Usually, when the sun goes below the horizon I generally elect to call it a day if I’m in the hills. I like the sun to cast a glow across the ground, creating shadows and that nice warm golden glow. However, I decided it’d be a good idea to explore the whole of the ridge for future visits so I went to one of the last pinnacles just to check compositions etc, while walking along I could see the clouds starting to light up a fiery red, pockets of red glow were appearing in nearby fields, on Stanage and Bamford Edge and the Great Ridge on the Edale Side was really glowing. I was sort of cursing for being in the wrong place. However, things again quickly changed.

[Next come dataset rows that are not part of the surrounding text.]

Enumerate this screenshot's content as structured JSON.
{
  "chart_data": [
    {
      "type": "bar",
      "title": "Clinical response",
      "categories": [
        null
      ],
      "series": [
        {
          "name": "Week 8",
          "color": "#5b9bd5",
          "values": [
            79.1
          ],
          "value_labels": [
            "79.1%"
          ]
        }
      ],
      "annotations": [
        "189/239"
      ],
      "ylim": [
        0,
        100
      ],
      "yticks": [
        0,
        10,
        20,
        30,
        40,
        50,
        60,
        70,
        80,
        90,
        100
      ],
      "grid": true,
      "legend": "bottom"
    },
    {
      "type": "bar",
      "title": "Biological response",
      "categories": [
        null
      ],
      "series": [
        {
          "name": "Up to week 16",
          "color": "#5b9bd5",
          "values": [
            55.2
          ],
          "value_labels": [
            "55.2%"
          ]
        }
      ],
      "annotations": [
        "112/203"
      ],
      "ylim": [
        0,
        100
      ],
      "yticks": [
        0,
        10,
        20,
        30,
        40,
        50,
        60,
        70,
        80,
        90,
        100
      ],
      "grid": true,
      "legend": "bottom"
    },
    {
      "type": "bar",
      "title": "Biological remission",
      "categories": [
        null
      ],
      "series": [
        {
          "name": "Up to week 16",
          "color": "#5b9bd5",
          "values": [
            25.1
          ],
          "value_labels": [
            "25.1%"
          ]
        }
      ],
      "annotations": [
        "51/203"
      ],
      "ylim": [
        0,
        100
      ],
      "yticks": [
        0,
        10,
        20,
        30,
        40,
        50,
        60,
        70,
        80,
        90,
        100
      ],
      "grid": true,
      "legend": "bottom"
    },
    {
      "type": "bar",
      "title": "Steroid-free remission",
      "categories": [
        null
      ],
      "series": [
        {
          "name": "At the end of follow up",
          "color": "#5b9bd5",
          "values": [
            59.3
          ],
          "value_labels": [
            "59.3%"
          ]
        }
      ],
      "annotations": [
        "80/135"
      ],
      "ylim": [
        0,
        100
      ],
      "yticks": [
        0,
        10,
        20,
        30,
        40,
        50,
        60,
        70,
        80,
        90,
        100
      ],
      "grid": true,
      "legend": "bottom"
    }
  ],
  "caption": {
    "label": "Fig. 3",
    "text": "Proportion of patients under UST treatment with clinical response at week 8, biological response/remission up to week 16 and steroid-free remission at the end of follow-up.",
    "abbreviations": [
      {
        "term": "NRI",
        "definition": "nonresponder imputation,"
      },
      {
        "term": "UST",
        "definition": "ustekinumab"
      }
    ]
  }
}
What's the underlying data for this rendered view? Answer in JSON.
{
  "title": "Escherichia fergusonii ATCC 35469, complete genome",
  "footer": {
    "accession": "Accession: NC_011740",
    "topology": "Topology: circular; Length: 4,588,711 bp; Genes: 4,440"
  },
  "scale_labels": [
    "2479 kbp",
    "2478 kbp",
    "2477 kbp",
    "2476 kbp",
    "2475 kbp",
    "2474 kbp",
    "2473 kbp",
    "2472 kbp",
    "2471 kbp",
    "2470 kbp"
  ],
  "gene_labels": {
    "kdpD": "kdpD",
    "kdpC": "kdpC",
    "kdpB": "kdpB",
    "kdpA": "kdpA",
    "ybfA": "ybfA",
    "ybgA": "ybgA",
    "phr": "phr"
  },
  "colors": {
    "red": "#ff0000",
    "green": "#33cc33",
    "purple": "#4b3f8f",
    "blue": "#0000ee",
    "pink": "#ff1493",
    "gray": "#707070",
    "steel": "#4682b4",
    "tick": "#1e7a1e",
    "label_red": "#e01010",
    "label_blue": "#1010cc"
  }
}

The sun sunk lower, the clouds started taking on more colour and I decided it best I set the camera up again just in case. I’m really glad I did with the clouds eventually turning a real fiery colour, the pass added even more drama looking menacing with the road leading into what looked like oblivion. It’s not often you see events like this, I just thanked my lucky stars I had decided to go out that evening when it looked fairly uncertain especially after the day we had.
Moral of the story? Always head out, even if it looks a little uncertain. Sometimes, just sometimes it really does pay off and more often than not you get better pictures because the conditions are so rare and amazing to behold.
Oh and on a final note, perhaps my memory card broke on my previous visit for a reason. I certainly wouldn’t have ended up with these images!